Crevette is the third restaurant from Patricia Howard and the London-born chef Ed Szymanski, whose previous ventures, Dame and Lord’s, established them as the kind of restaurateurs who can transform straightforward briefs (English fish and chips; English gastropub fare) into something at once rigorously referential and creatively their own. At Crevette, they’ve turned their gaze beyond Britain to assorted nearby coastlines: that thrilling swoop at the southeastern corner of the Bay of Biscay that runs from San Sebastián up to Biarritz, the lush sweep of the Cote d’Azur, the sunny arc of the Ligurian Sea. (“Crevette” is how you say “shrimp” en francais.) The space, which was previously home to the gently appalling chrome-and-leather influencer magnet Holiday Bar, has been evocatively re-outfitted in creamy whites, honey-toned wood, and the off-pastel tones of a ritzy beach club—sherbet yellow, seashell pink, melon orange, cerulean blue. A tucked-away, slightly elevated bar area seems to exist primarily for eating rather than drinking (and provides one of the neighborhood’s loveliest perches for a solo dinner); scalloped banquettes feel intimate and a little sexy. The effect is that of a restaurant that doesn’t so much thematically re-create a regional aesthetic as capture an ambient sensibility, a certain quality of light.

The menu includes a “petit aioli” (left), mussels, and assorted crudos and raw fish.

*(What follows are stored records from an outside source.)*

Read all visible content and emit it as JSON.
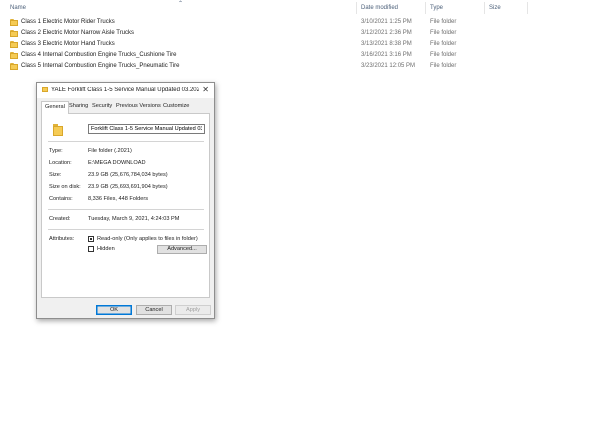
{
  "explorer": {
    "columns": {
      "name": "Name",
      "date_modified": "Date modified",
      "type": "Type",
      "size": "Size"
    },
    "files": [
      {
        "name": "Class 1 Electric Motor Rider Trucks",
        "date": "3/10/2021 1:25 PM",
        "type": "File folder"
      },
      {
        "name": "Class 2 Electric Motor Narrow Aisle Trucks",
        "date": "3/12/2021 2:36 PM",
        "type": "File folder"
      },
      {
        "name": "Class 3 Electric Motor Hand Trucks",
        "date": "3/13/2021 8:38 PM",
        "type": "File folder"
      },
      {
        "name": "Class 4 Internal Combustion Engine Trucks_Cushione Tire",
        "date": "3/16/2021 3:16 PM",
        "type": "File folder"
      },
      {
        "name": "Class 5 Internal Combustion Engine Trucks_Pneumatic Tire",
        "date": "3/23/2021 12:05 PM",
        "type": "File folder"
      }
    ]
  },
  "dialog": {
    "title": "YALE Forklift Class 1-5 Service Manual Updated 03.2021...",
    "tabs": [
      "General",
      "Sharing",
      "Security",
      "Previous Versions",
      "Customize"
    ],
    "folder_name": "Forklift Class 1-5 Service Manual Updated 03.2021",
    "props": {
      "type_label": "Type:",
      "type_value": "File folder (.2021)",
      "location_label": "Location:",
      "location_value": "E:\\MEGA DOWNLOAD",
      "size_label": "Size:",
      "size_value": "23.9 GB (25,676,784,034 bytes)",
      "size_on_disk_label": "Size on disk:",
      "size_on_disk_value": "23.9 GB (25,693,691,904 bytes)",
      "contains_label": "Contains:",
      "contains_value": "8,336 Files, 448 Folders",
      "created_label": "Created:",
      "created_value": "Tuesday, March 9, 2021, 4:24:03 PM",
      "attributes_label": "Attributes:",
      "readonly_label": "Read-only (Only applies to files in folder)",
      "hidden_label": "Hidden",
      "advanced_label": "Advanced..."
    },
    "buttons": {
      "ok": "OK",
      "cancel": "Cancel",
      "apply": "Apply"
    }
  },
  "colors": {
    "folder": "#f5cb55",
    "accent": "#0078d7",
    "dialog_bg": "#f0f0f0"
  },
  "icons": {
    "folder": "folder-icon",
    "close": "close-icon",
    "sort": "chevron-up-icon"
  }
}
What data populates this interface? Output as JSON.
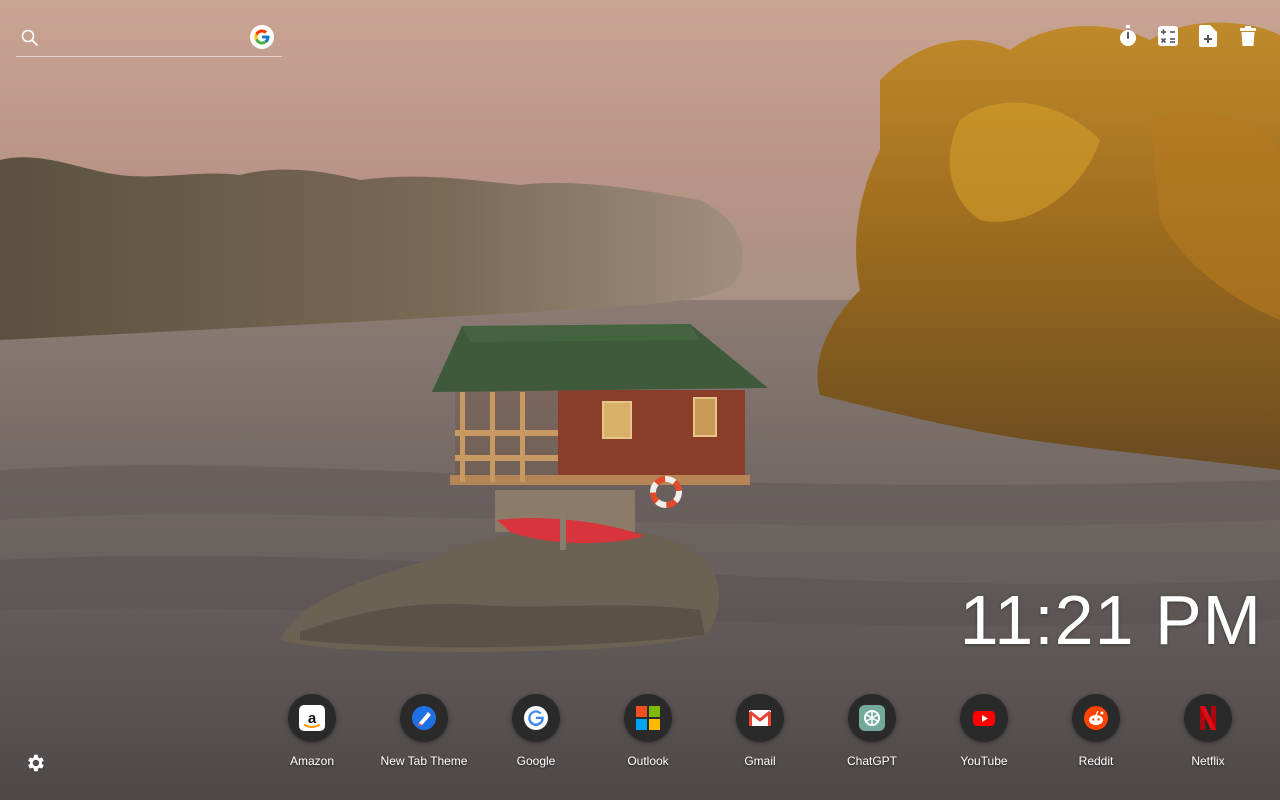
{
  "search": {
    "value": "",
    "placeholder": ""
  },
  "toolbar": {
    "icons": [
      "stopwatch-icon",
      "calculator-icon",
      "new-file-icon",
      "trash-icon"
    ]
  },
  "clock": {
    "time": "11:21 PM"
  },
  "shortcuts": [
    {
      "label": "Amazon",
      "icon": "amazon-icon"
    },
    {
      "label": "New Tab Theme",
      "icon": "new-tab-theme-icon"
    },
    {
      "label": "Google",
      "icon": "google-icon"
    },
    {
      "label": "Outlook",
      "icon": "outlook-icon"
    },
    {
      "label": "Gmail",
      "icon": "gmail-icon"
    },
    {
      "label": "ChatGPT",
      "icon": "chatgpt-icon"
    },
    {
      "label": "YouTube",
      "icon": "youtube-icon"
    },
    {
      "label": "Reddit",
      "icon": "reddit-icon"
    },
    {
      "label": "Netflix",
      "icon": "netflix-icon"
    }
  ],
  "settings": {
    "icon": "gear-icon"
  },
  "colors": {
    "sky": "#c9a493",
    "water": "#6d6564",
    "foliage": "#c98a1e",
    "roof": "#3e5a3a"
  }
}
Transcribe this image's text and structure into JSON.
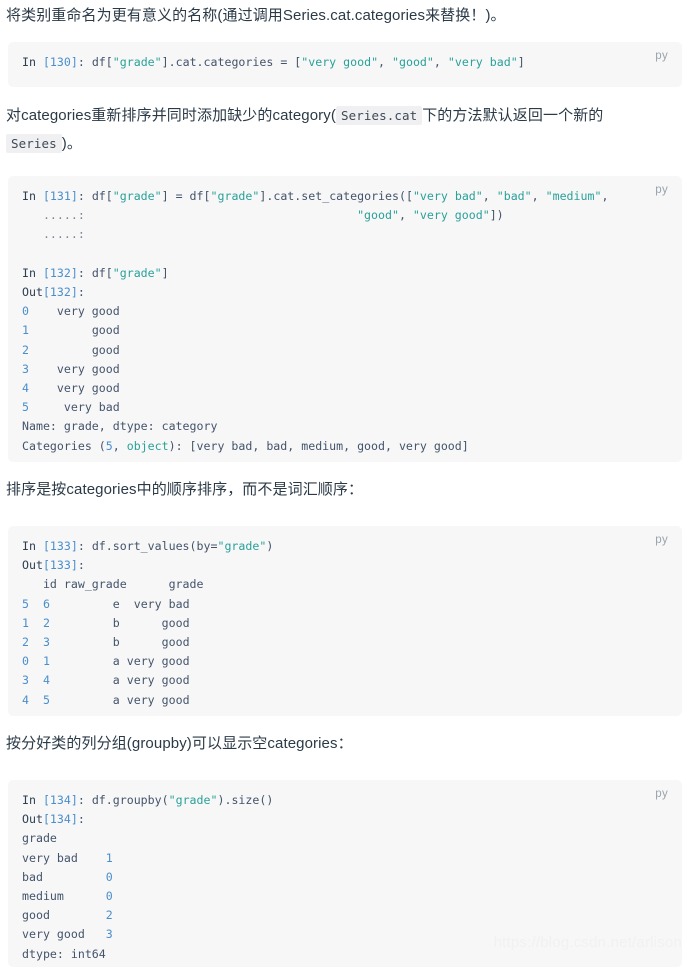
{
  "page": {
    "watermark": "https://blog.csdn.net/arlison",
    "lang_tag": "py",
    "accent_colors": {
      "code_background": "#f7f7f8",
      "page_background": "#ffffff",
      "string_token": "#2aa198",
      "number_token": "#4a8ecb",
      "default_text": "#44546a",
      "prose_text": "#2b3a47",
      "lang_tag": "#9aa4ad",
      "inline_code_background": "#f0f0f2",
      "watermark": "#f1f1f1"
    }
  },
  "paragraphs": {
    "p1": "将类别重命名为更有意义的名称(通过调用Series.cat.categories来替换！)。",
    "p2_a": "对categories重新排序并同时添加缺少的category(",
    "p2_code1": "Series.cat",
    "p2_b": "下的方法默认返回一个新的",
    "p2_code2": "Series",
    "p2_c": ")。",
    "p3": "排序是按categories中的顺序排序，而不是词汇顺序：",
    "p4": "按分好类的列分组(groupby)可以显示空categories："
  },
  "blocks": {
    "b1": {
      "prompt_in": "In",
      "counter": "[130]",
      "colon": ": ",
      "expr_a": "df[",
      "str_grade": "\"grade\"",
      "expr_b": "].cat.categories = [",
      "str_verygood": "\"very good\"",
      "sep1": ", ",
      "str_good": "\"good\"",
      "sep2": ", ",
      "str_verybad": "\"very bad\"",
      "expr_c": "]"
    },
    "b2": {
      "line1_in": "In",
      "line1_counter": "[131]",
      "line1_a": ": df[",
      "line1_s1": "\"grade\"",
      "line1_b": "] = df[",
      "line1_s2": "\"grade\"",
      "line1_c": "].cat.set_categories([",
      "line1_s3": "\"very bad\"",
      "line1_d": ", ",
      "line1_s4": "\"bad\"",
      "line1_e": ", ",
      "line1_s5": "\"medium\"",
      "line1_f": ",",
      "line2_dots": "   .....:",
      "line2_pad": "                                       ",
      "line2_s1": "\"good\"",
      "line2_a": ", ",
      "line2_s2": "\"very good\"",
      "line2_b": "])",
      "line3_dots": "   .....:",
      "line5_in": "In",
      "line5_counter": "[132]",
      "line5_a": ": df[",
      "line5_s1": "\"grade\"",
      "line5_b": "]",
      "line6_out": "Out",
      "line6_counter": "[132]",
      "line6_colon": ":",
      "series": [
        {
          "index": "0",
          "value": "very good"
        },
        {
          "index": "1",
          "value": "good"
        },
        {
          "index": "2",
          "value": "good"
        },
        {
          "index": "3",
          "value": "very good"
        },
        {
          "index": "4",
          "value": "very good"
        },
        {
          "index": "5",
          "value": "very bad"
        }
      ],
      "name_line": "Name: grade, dtype: category",
      "cat_line_a": "Categories (",
      "cat_count": "5",
      "cat_line_b": ", ",
      "cat_object": "object",
      "cat_line_c": "): [very bad, bad, medium, good, very good]"
    },
    "b3": {
      "line1_in": "In",
      "line1_counter": "[133]",
      "line1_a": ": df.sort_values(by=",
      "line1_s1": "\"grade\"",
      "line1_b": ")",
      "line2_out": "Out",
      "line2_counter": "[133]",
      "line2_colon": ":",
      "header": "   id raw_grade      grade",
      "rows": [
        {
          "index": "5",
          "id": "6",
          "raw_grade": "e",
          "grade": "very bad"
        },
        {
          "index": "1",
          "id": "2",
          "raw_grade": "b",
          "grade": "good"
        },
        {
          "index": "2",
          "id": "3",
          "raw_grade": "b",
          "grade": "good"
        },
        {
          "index": "0",
          "id": "1",
          "raw_grade": "a",
          "grade": "very good"
        },
        {
          "index": "3",
          "id": "4",
          "raw_grade": "a",
          "grade": "very good"
        },
        {
          "index": "4",
          "id": "5",
          "raw_grade": "a",
          "grade": "very good"
        }
      ]
    },
    "b4": {
      "line1_in": "In",
      "line1_counter": "[134]",
      "line1_a": ": df.groupby(",
      "line1_s1": "\"grade\"",
      "line1_b": ").size()",
      "line2_out": "Out",
      "line2_counter": "[134]",
      "line2_colon": ":",
      "index_name": "grade",
      "rows": [
        {
          "label": "very bad",
          "count": "1"
        },
        {
          "label": "bad",
          "count": "0"
        },
        {
          "label": "medium",
          "count": "0"
        },
        {
          "label": "good",
          "count": "2"
        },
        {
          "label": "very good",
          "count": "3"
        }
      ],
      "dtype_line": "dtype: int64"
    }
  }
}
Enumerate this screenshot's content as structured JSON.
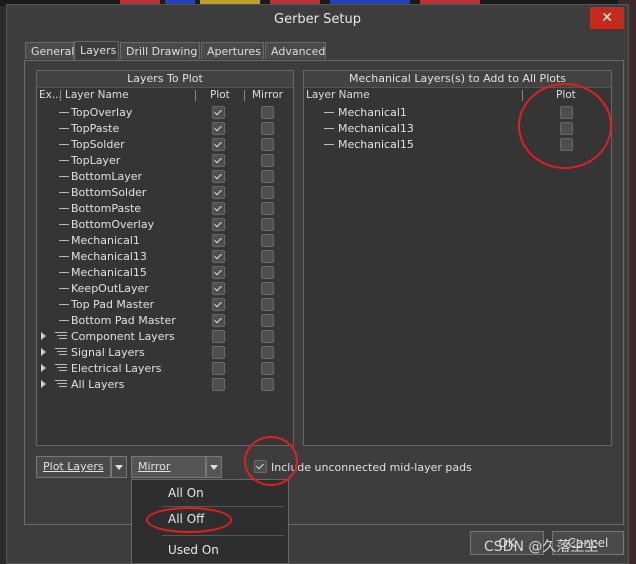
{
  "window": {
    "title": "Gerber Setup"
  },
  "tabs": [
    {
      "label": "General"
    },
    {
      "label": "Layers"
    },
    {
      "label": "Drill Drawing"
    },
    {
      "label": "Apertures"
    },
    {
      "label": "Advanced"
    }
  ],
  "layers_panel": {
    "header": "Layers To Plot",
    "col_expand": "Ex...",
    "col_name": "Layer Name",
    "col_plot": "Plot",
    "col_mirror": "Mirror",
    "rows": [
      {
        "name": "TopOverlay",
        "plot": true,
        "mirror": false,
        "kind": "layer"
      },
      {
        "name": "TopPaste",
        "plot": true,
        "mirror": false,
        "kind": "layer"
      },
      {
        "name": "TopSolder",
        "plot": true,
        "mirror": false,
        "kind": "layer"
      },
      {
        "name": "TopLayer",
        "plot": true,
        "mirror": false,
        "kind": "layer"
      },
      {
        "name": "BottomLayer",
        "plot": true,
        "mirror": false,
        "kind": "layer"
      },
      {
        "name": "BottomSolder",
        "plot": true,
        "mirror": false,
        "kind": "layer"
      },
      {
        "name": "BottomPaste",
        "plot": true,
        "mirror": false,
        "kind": "layer"
      },
      {
        "name": "BottomOverlay",
        "plot": true,
        "mirror": false,
        "kind": "layer"
      },
      {
        "name": "Mechanical1",
        "plot": true,
        "mirror": false,
        "kind": "layer"
      },
      {
        "name": "Mechanical13",
        "plot": true,
        "mirror": false,
        "kind": "layer"
      },
      {
        "name": "Mechanical15",
        "plot": true,
        "mirror": false,
        "kind": "layer"
      },
      {
        "name": "KeepOutLayer",
        "plot": true,
        "mirror": false,
        "kind": "layer"
      },
      {
        "name": "Top Pad Master",
        "plot": true,
        "mirror": false,
        "kind": "layer"
      },
      {
        "name": "Bottom Pad Master",
        "plot": true,
        "mirror": false,
        "kind": "layer"
      },
      {
        "name": "Component Layers",
        "plot": false,
        "mirror": false,
        "kind": "group"
      },
      {
        "name": "Signal Layers",
        "plot": false,
        "mirror": false,
        "kind": "group"
      },
      {
        "name": "Electrical Layers",
        "plot": false,
        "mirror": false,
        "kind": "group"
      },
      {
        "name": "All Layers",
        "plot": false,
        "mirror": false,
        "kind": "group"
      }
    ]
  },
  "mech_panel": {
    "header": "Mechanical Layers(s) to Add to All Plots",
    "col_name": "Layer Name",
    "col_plot": "Plot",
    "rows": [
      {
        "name": "Mechanical1",
        "plot": false
      },
      {
        "name": "Mechanical13",
        "plot": false
      },
      {
        "name": "Mechanical15",
        "plot": false
      }
    ]
  },
  "controls": {
    "plot_layers_label": "Plot Layers",
    "mirror_layers_label": "Mirror Layers",
    "include_pads_label": "Include unconnected mid-layer pads",
    "include_pads_checked": true
  },
  "mirror_menu": {
    "items": [
      {
        "label": "All On"
      },
      {
        "label": "All Off"
      },
      {
        "label": "Used On"
      }
    ]
  },
  "footer": {
    "ok_label": "OK",
    "cancel_label": "Cancel"
  },
  "watermark": "CSDN @久落尘尘",
  "colors": {
    "annotation": "#e02020",
    "close": "#c42b1c",
    "background": "#3d3d3d"
  }
}
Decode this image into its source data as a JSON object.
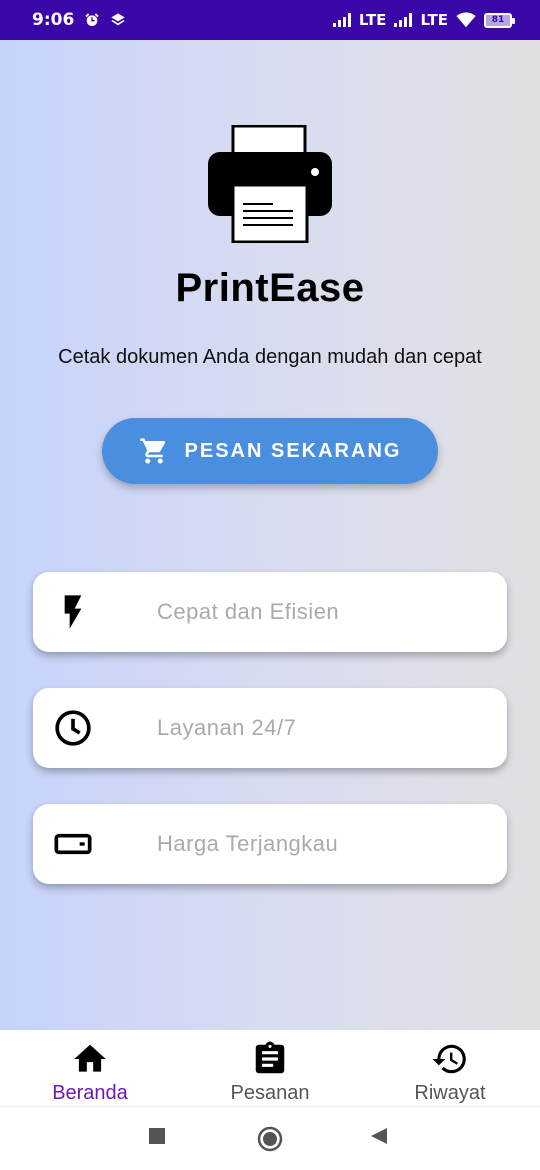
{
  "status_bar": {
    "time": "9:06",
    "network_1": "LTE",
    "network_2": "LTE",
    "battery": "81"
  },
  "app": {
    "title": "PrintEase",
    "tagline": "Cetak dokumen Anda dengan mudah dan cepat",
    "cta_label": "PESAN SEKARANG"
  },
  "features": [
    {
      "icon": "bolt-icon",
      "label": "Cepat dan Efisien"
    },
    {
      "icon": "clock-icon",
      "label": "Layanan 24/7"
    },
    {
      "icon": "wallet-icon",
      "label": "Harga Terjangkau"
    }
  ],
  "bottom_nav": [
    {
      "icon": "home-icon",
      "label": "Beranda",
      "active": true
    },
    {
      "icon": "clipboard-icon",
      "label": "Pesanan",
      "active": false
    },
    {
      "icon": "history-icon",
      "label": "Riwayat",
      "active": false
    }
  ],
  "colors": {
    "status_bar": "#3a06a8",
    "primary_button": "#4a8ee0",
    "active_nav": "#6a1bb8"
  }
}
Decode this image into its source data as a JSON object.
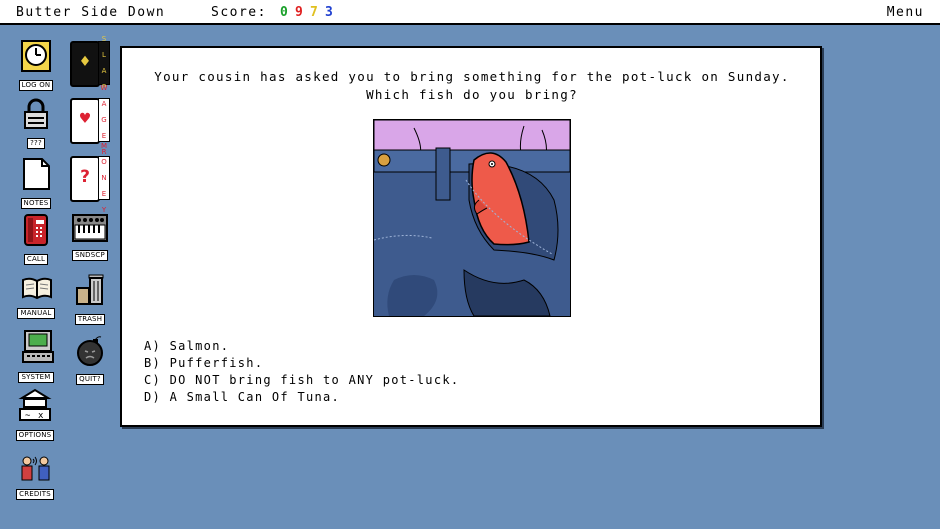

As with the chilled shrimp, the food follows a principle of easygoing elegance. A puck of Spanish tortilla is a textural feat, with tender bits of potato suspended in a vividly yellow matrix of egg that’s still slightly soft at its center; a snowcap of sweet peekytoe crab dressed in a richly saline seaweed butter adds silk on top of silk. Seafood rice with saffron, razor clams, and lobster sits somewhere in the genetic lineage of paella and related arroz con cosas, each grain plump and springy, slick with aromatic fats, harmonizing with the quiet assertiveness of the shellfish. The airy, crispy fritto misto, like the fish and chips at Dame, proves that Szymanski is one of the city’s foremost practitioners of the sacred art of deep-frying.

The petit aioli (a winking little riff on the Provençal grand aioli) is a controlled study in abundance. A bowl of the eponymous garlicky sauce, tinted rich yellow with egg yolks and golden olive oil, is surrounded by a seasonally changing lineup of vegetables that included, on my visits, a salade Niçoise-ish array of multicolored carrots, tender tiny potatoes, baby artichoke hearts, and two varieties of radicchio. The composition is completed by a halved soft-boiled egg, each face draped with a cured anchovy, and a pair of panko-crusted fried skate cheeks, whose texture suggests something between scallop and halibut—a slight sweetness, a tender give. I was struck by the attention to detail: the carrots are par-cooked, for ease of chomping; the chicories delicately salted leaf by leaf. It’s the sort of dish that makes a person lament that Crevette is open only for dinner; paired with a diminutive Martini (the Montgomery, scented with orange bitters, is a wee two-and-a-half ounces and served in a chic little bistro-style water glass), the petit aioli would make the perfect solo lunch for the sort of afternoon when you want to feel like a character in a novel in translation, languidly alone, with nowhere particular to be. There’s a note-perfect bouillabaisse, that storied fisherman’s stew that began as a utilitarian way to use up the unsellable bycatch before evolving into one of the world’s great soups. Crevette’s version is rapturous: a russet-colored broth, perfumed with saffron and fennel, in which swim tender hunks of John Dory, monkfish, black bass, and red mullet. Stir in the rouille—a saffron-kissed mayonnaise—to enrich the already opulent broth, and let the croutons soften until they’re suspended somewhere between crispiness and collapse.

Poached pink shrimp and chilled mussels with salsa brava.

Not everything at Crevette is effortless perfection. The Dover sole, a pricey fish that seems to be experiencing a renaissance in New York’s more high-end dining rooms, arrives traditionally dressed in capers and béarnaise, the body de-finned and de-tailed, but otherwise intact. A server gave a brief set of verbal instructions for D.I.Y. filleting, and then disappeared, leaving us to it. Dover sole is one of the easier fish to take apart, but the task nevertheless requires both skill and confidence, of which I have only the latter; luckily, I was dining with a friend in possession of both, but his dexterous manipulations somewhat anticlimactically revealed an underdone interior. I wonder if the restaurant might be better served doing the knife work themselves, offstage; then again, the pared-down presentation would feel at odds with the restaurant’s whole vibe of gentleman-fisherman exuberance. But that’s a minor quibble about a kitchen that otherwise exudes competence. The seafood-averse would be remiss to overlook the chicken, a handsome presentation of a deboned half bird rubbed with spices that give the skin a dark, burnished oxblood hue. Each slice is topped with a dollop of bright green persillade, vibrant with parsley; the meat rests atop a pool of jus so deep and sticky it flirts with demiglace. It arrives with a side plate of ultra-skinny frites that were thrown into the fryer along with a handful of green herbs, a crunchy tangle purpose-made for mopping up the sauce. It’s one of the better birds in town, hiding in plain sight at a seafood restaurant.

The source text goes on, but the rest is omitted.